Nicola Barker
HarperCollins
Otago Daily Times, January 26th 2008
Nicola Barker’s latest novel, Darkmans, made this year’s Man-Booker shortlist, and deservedly so. The plot is sprawling and intricately crafted, containing a cast of idiosyncratic and variously unhappy individuals whose stories converge slowly and inexorably as the novel progresses.
We start with Daniel Beede, who is fighting solitary a rearguard action against the tide of modernisation that is erasing the heritage of his home town of Ashford. When his drug-dealer son, Kane, discovers several of his ex-girlfriends are involved in secret correspondence with his father, he starts prying into his father’s affairs (assisted by a Kurdish immigrant, Gaffar, who makes up for his lack of English by his enthusiasm and an uncanny ability to befriend almost anybody).
The trail leads to comely young chiropodist Elen and her Isodore, who is in some kind of business with Beede. Kane soon becomes obsessed with Elen, while Isodore himself is haunted/possessed by an alter-ego, the spirit of a medieval jester who seems intent on asserting his malevolent personality on the present in a contagion that spreads to all those around him.
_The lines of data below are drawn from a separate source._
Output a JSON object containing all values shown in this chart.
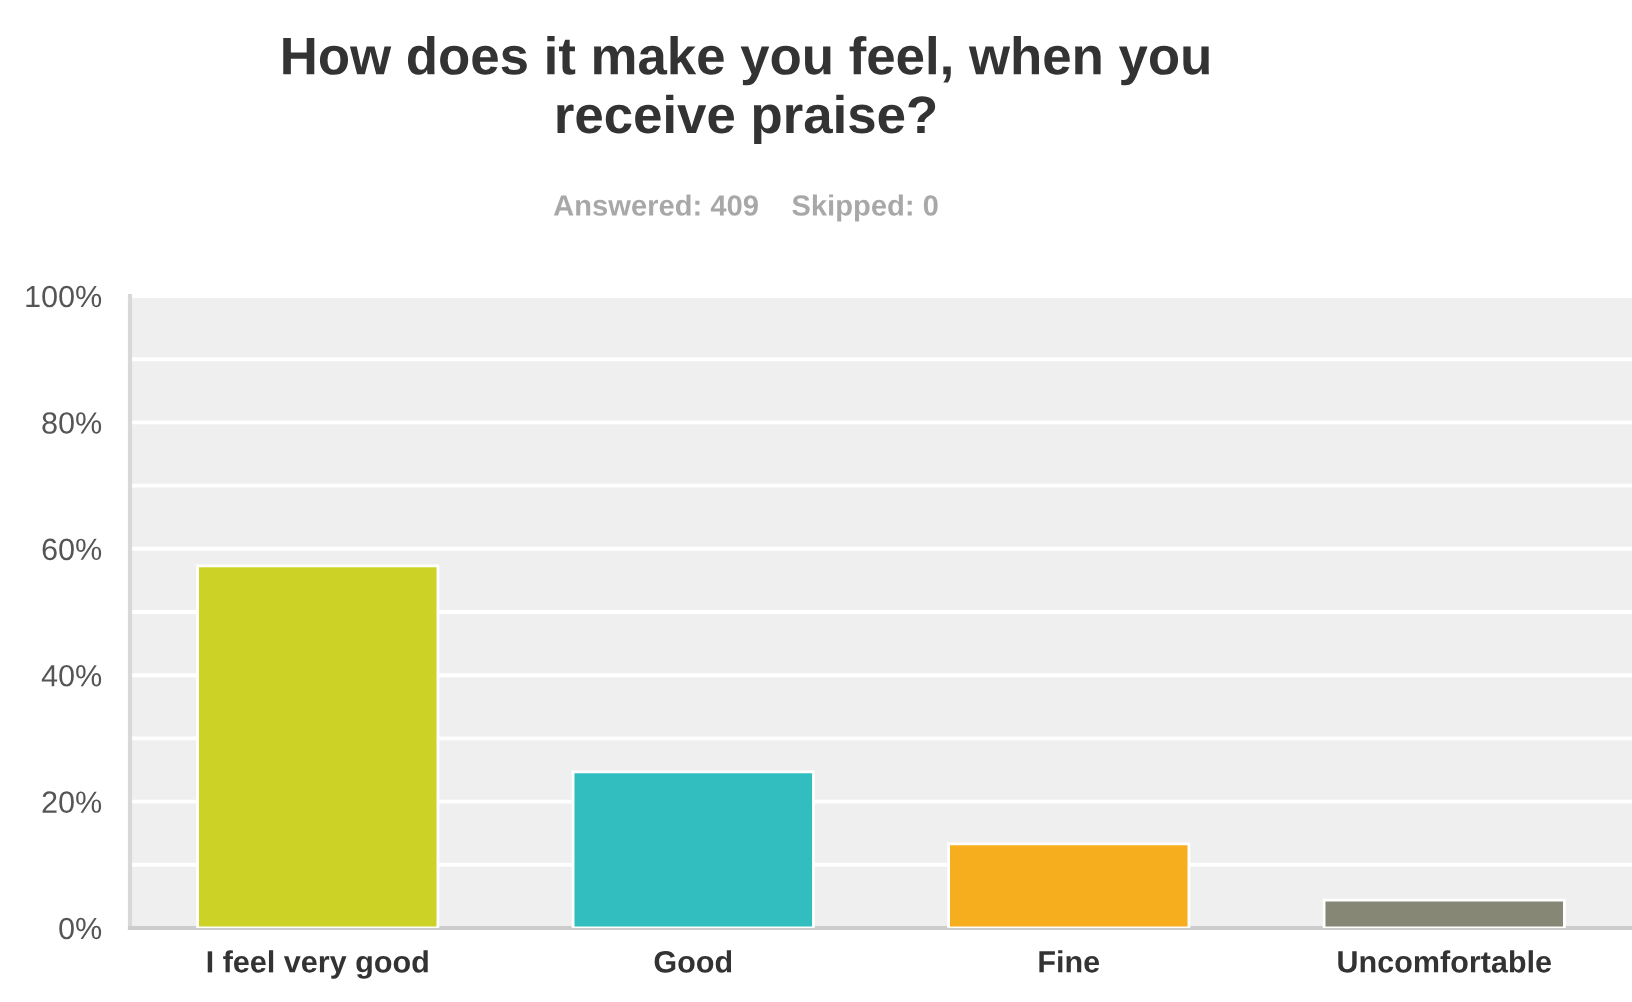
{
  "chart_data": {
    "type": "bar",
    "title": "How does it make you feel, when you\nreceive praise?",
    "subtitle": "Answered: 409    Skipped: 0",
    "categories": [
      "I feel very good",
      "Good",
      "Fine",
      "Uncomfortable"
    ],
    "values": [
      57.3,
      24.7,
      13.3,
      4.4
    ],
    "colors": [
      "#cdd326",
      "#32bdbf",
      "#f6ae1f",
      "#868775"
    ],
    "ylim": [
      0,
      100
    ],
    "yticks": [
      {
        "value": 0,
        "label": "0%"
      },
      {
        "value": 10,
        "label": null
      },
      {
        "value": 20,
        "label": "20%"
      },
      {
        "value": 30,
        "label": null
      },
      {
        "value": 40,
        "label": "40%"
      },
      {
        "value": 50,
        "label": null
      },
      {
        "value": 60,
        "label": "60%"
      },
      {
        "value": 70,
        "label": null
      },
      {
        "value": 80,
        "label": "80%"
      },
      {
        "value": 90,
        "label": null
      },
      {
        "value": 100,
        "label": "100%"
      }
    ],
    "grid": "y",
    "legend": false
  }
}
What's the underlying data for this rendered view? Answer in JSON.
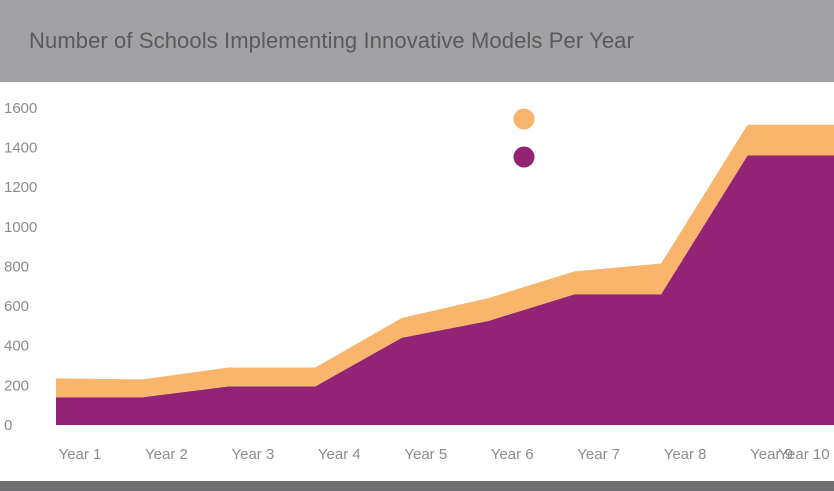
{
  "header": {
    "title": "Number of Schools Implementing Innovative Models Per Year"
  },
  "colors": {
    "header_bg": "#a2a2a4",
    "title_text": "#5a5a5c",
    "tick_text": "#8b8b8d",
    "series_1": "#f8b56b",
    "series_2": "#922375",
    "bottom_bar": "#6f6f71"
  },
  "chart_data": {
    "type": "area",
    "title": "Number of Schools Implementing Innovative Models Per Year",
    "categories": [
      "Year 1",
      "Year 2",
      "Year 3",
      "Year 4",
      "Year 5",
      "Year 6",
      "Year 7",
      "Year 8",
      "Year 9",
      "Year 10"
    ],
    "stacked": true,
    "series": [
      {
        "color": "#922375",
        "values": [
          140,
          140,
          195,
          195,
          440,
          525,
          660,
          660,
          1360,
          1360
        ]
      },
      {
        "color": "#f8b56b",
        "values": [
          95,
          90,
          95,
          95,
          100,
          115,
          115,
          155,
          155,
          155
        ]
      }
    ],
    "y_ticks": [
      0,
      200,
      400,
      600,
      800,
      1000,
      1200,
      1400,
      1600
    ],
    "ylim": [
      0,
      1630
    ],
    "grid": false,
    "legend": {
      "position": "top-center",
      "labels_visible": false
    }
  }
}
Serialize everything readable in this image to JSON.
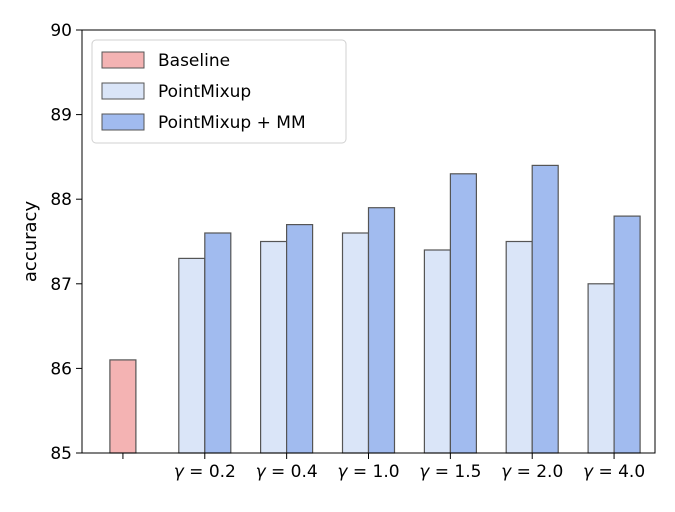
{
  "chart_data": {
    "type": "bar",
    "title": "",
    "xlabel": "",
    "ylabel": "accuracy",
    "ylim": [
      85,
      90
    ],
    "yticks": [
      "85",
      "86",
      "87",
      "88",
      "89",
      "90"
    ],
    "categories": [
      "",
      "γ = 0.2",
      "γ = 0.4",
      "γ = 1.0",
      "γ = 1.5",
      "γ = 2.0",
      "γ = 4.0"
    ],
    "series": [
      {
        "name": "Baseline",
        "color": "#f4b3b3",
        "values": [
          86.1,
          null,
          null,
          null,
          null,
          null,
          null
        ]
      },
      {
        "name": "PointMixup",
        "color": "#dae5f8",
        "values": [
          null,
          87.3,
          87.5,
          87.6,
          87.4,
          87.5,
          87.0
        ]
      },
      {
        "name": "PointMixup + MM",
        "color": "#a1bbef",
        "values": [
          null,
          87.6,
          87.7,
          87.9,
          88.3,
          88.4,
          87.8
        ]
      }
    ],
    "grid": false,
    "legend_position": "top-left",
    "bar_edge_color": "#555555"
  }
}
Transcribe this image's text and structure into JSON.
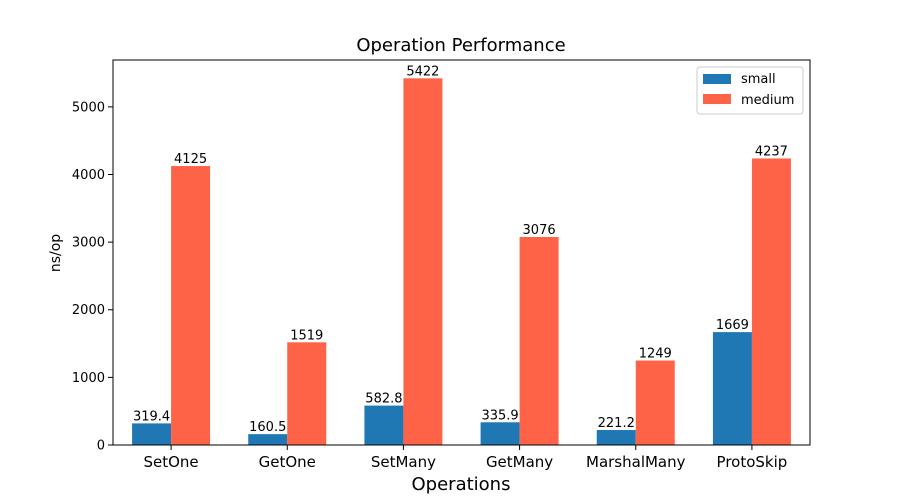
{
  "chart_data": {
    "type": "bar",
    "title": "Operation Performance",
    "xlabel": "Operations",
    "ylabel": "ns/op",
    "categories": [
      "SetOne",
      "GetOne",
      "SetMany",
      "GetMany",
      "MarshalMany",
      "ProtoSkip"
    ],
    "series": [
      {
        "name": "small",
        "color": "#1f77b4",
        "values": [
          319.4,
          160.5,
          582.8,
          335.9,
          221.2,
          1669
        ],
        "labels": [
          "319.4",
          "160.5",
          "582.8",
          "335.9",
          "221.2",
          "1669"
        ]
      },
      {
        "name": "medium",
        "color": "#ff6347",
        "values": [
          4125,
          1519,
          5422,
          3076,
          1249,
          4237
        ],
        "labels": [
          "4125",
          "1519",
          "5422",
          "3076",
          "1249",
          "4237"
        ]
      }
    ],
    "ylim": [
      0,
      5693
    ],
    "yticks": [
      0,
      1000,
      2000,
      3000,
      4000,
      5000
    ],
    "grid": false,
    "legend_position": "top-right"
  }
}
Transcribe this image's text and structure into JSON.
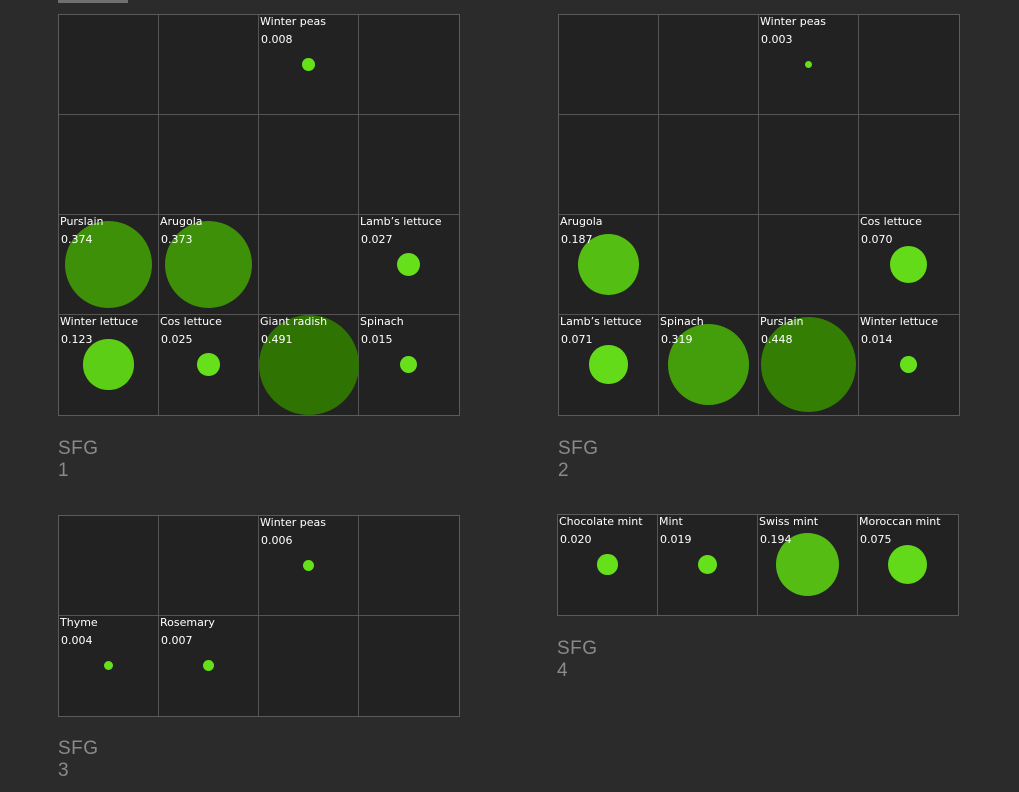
{
  "chart_data": [
    {
      "type": "scatter",
      "title": "SFG 1",
      "rows": 4,
      "cols": 4,
      "points": [
        {
          "row": 0,
          "col": 2,
          "name": "Winter peas",
          "label": "0.008",
          "value": 0.008
        },
        {
          "row": 2,
          "col": 0,
          "name": "Purslain",
          "label": "0.374",
          "value": 0.374
        },
        {
          "row": 2,
          "col": 1,
          "name": "Arugola",
          "label": "0.373",
          "value": 0.373
        },
        {
          "row": 2,
          "col": 3,
          "name": "Lamb’s lettuce",
          "label": "0.027",
          "value": 0.027
        },
        {
          "row": 3,
          "col": 0,
          "name": "Winter lettuce",
          "label": "0.123",
          "value": 0.123
        },
        {
          "row": 3,
          "col": 1,
          "name": "Cos lettuce",
          "label": "0.025",
          "value": 0.025
        },
        {
          "row": 3,
          "col": 2,
          "name": "Giant radish",
          "label": "0.491",
          "value": 0.491
        },
        {
          "row": 3,
          "col": 3,
          "name": "Spinach",
          "label": "0.015",
          "value": 0.015
        }
      ]
    },
    {
      "type": "scatter",
      "title": "SFG 2",
      "rows": 4,
      "cols": 4,
      "points": [
        {
          "row": 0,
          "col": 2,
          "name": "Winter peas",
          "label": "0.003",
          "value": 0.003
        },
        {
          "row": 2,
          "col": 0,
          "name": "Arugola",
          "label": "0.187",
          "value": 0.187
        },
        {
          "row": 2,
          "col": 3,
          "name": "Cos lettuce",
          "label": "0.070",
          "value": 0.07
        },
        {
          "row": 3,
          "col": 0,
          "name": "Lamb’s lettuce",
          "label": "0.071",
          "value": 0.071
        },
        {
          "row": 3,
          "col": 1,
          "name": "Spinach",
          "label": "0.319",
          "value": 0.319
        },
        {
          "row": 3,
          "col": 2,
          "name": "Purslain",
          "label": "0.448",
          "value": 0.448
        },
        {
          "row": 3,
          "col": 3,
          "name": "Winter lettuce",
          "label": "0.014",
          "value": 0.014
        }
      ]
    },
    {
      "type": "scatter",
      "title": "SFG 3",
      "rows": 2,
      "cols": 4,
      "points": [
        {
          "row": 0,
          "col": 2,
          "name": "Winter peas",
          "label": "0.006",
          "value": 0.006
        },
        {
          "row": 1,
          "col": 0,
          "name": "Thyme",
          "label": "0.004",
          "value": 0.004
        },
        {
          "row": 1,
          "col": 1,
          "name": "Rosemary",
          "label": "0.007",
          "value": 0.007
        }
      ]
    },
    {
      "type": "scatter",
      "title": "SFG 4",
      "rows": 1,
      "cols": 4,
      "points": [
        {
          "row": 0,
          "col": 0,
          "name": "Chocolate mint",
          "label": "0.020",
          "value": 0.02
        },
        {
          "row": 0,
          "col": 1,
          "name": "Mint",
          "label": "0.019",
          "value": 0.019
        },
        {
          "row": 0,
          "col": 2,
          "name": "Swiss mint",
          "label": "0.194",
          "value": 0.194
        },
        {
          "row": 0,
          "col": 3,
          "name": "Moroccan mint",
          "label": "0.075",
          "value": 0.075
        }
      ]
    }
  ],
  "colors": {
    "bright": "#66e01a",
    "dark": "#2f7302"
  }
}
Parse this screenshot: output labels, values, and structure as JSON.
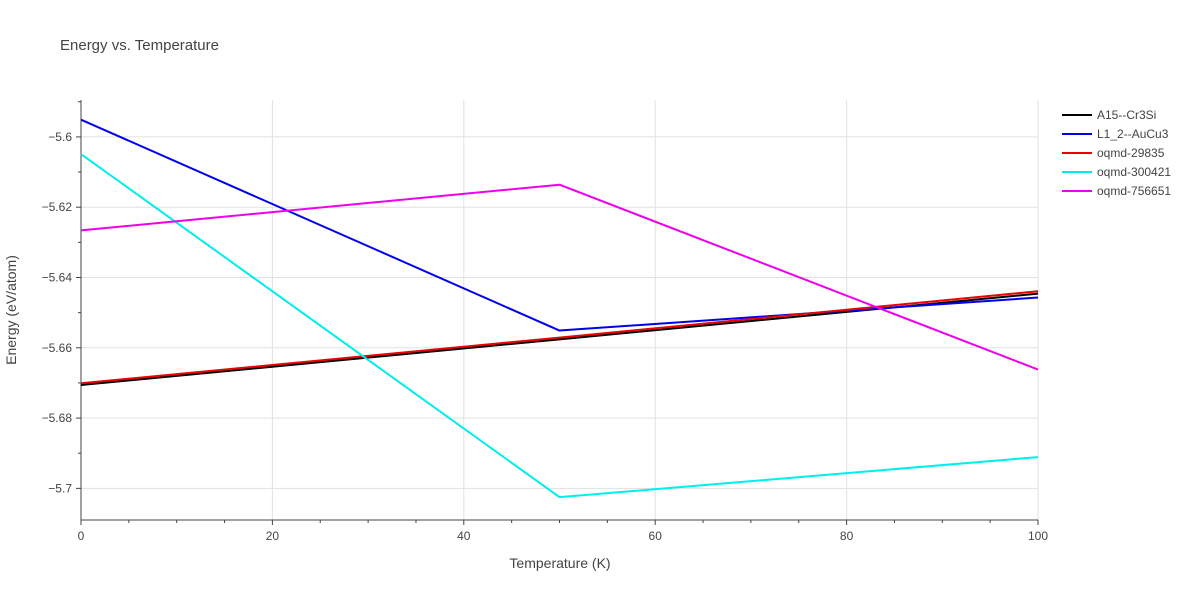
{
  "chart_data": {
    "type": "line",
    "title": "Energy vs. Temperature",
    "xlabel": "Temperature (K)",
    "ylabel": "Energy (eV/atom)",
    "xlim": [
      0,
      100
    ],
    "ylim": [
      -5.709,
      -5.5895
    ],
    "grid": true,
    "legend_position": "top-right",
    "x_ticks": [
      0,
      20,
      40,
      60,
      80,
      100
    ],
    "x_tick_labels": [
      "0",
      "20",
      "40",
      "60",
      "80",
      "100"
    ],
    "y_ticks": [
      -5.6,
      -5.62,
      -5.64,
      -5.66,
      -5.68,
      -5.7
    ],
    "y_tick_labels": [
      "−5.6",
      "−5.62",
      "−5.64",
      "−5.66",
      "−5.68",
      "−5.7"
    ],
    "x_minor_step": 5,
    "series": [
      {
        "name": "A15--Cr3Si",
        "color": "#000000",
        "x": [
          0,
          50,
          100
        ],
        "y": [
          -5.6706,
          -5.6576,
          -5.6446
        ]
      },
      {
        "name": "L1_2--AuCu3",
        "color": "#0000ee",
        "x": [
          0,
          50,
          100
        ],
        "y": [
          -5.5951,
          -5.6551,
          -5.6457
        ]
      },
      {
        "name": "oqmd-29835",
        "color": "#ee0000",
        "x": [
          0,
          50,
          100
        ],
        "y": [
          -5.6701,
          -5.6571,
          -5.6439
        ]
      },
      {
        "name": "oqmd-300421",
        "color": "#00eeee",
        "x": [
          0,
          50,
          100
        ],
        "y": [
          -5.6049,
          -5.7025,
          -5.6911
        ]
      },
      {
        "name": "oqmd-756651",
        "color": "#ee00ee",
        "x": [
          0,
          50,
          100
        ],
        "y": [
          -5.6266,
          -5.6136,
          -5.6662
        ]
      }
    ]
  }
}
The more Kane discovers, the less his father (or anything else for that matter) turns out to be what he has assumed, and it becomes increasingly obvious that events are being orchestrated by somebody or something unknown. Barker blends mystery, jealousy, love and the supernatural into a novel of the present suffused with echoes of the past, a potent and bewitching brew that leaves the reader thirsty for more.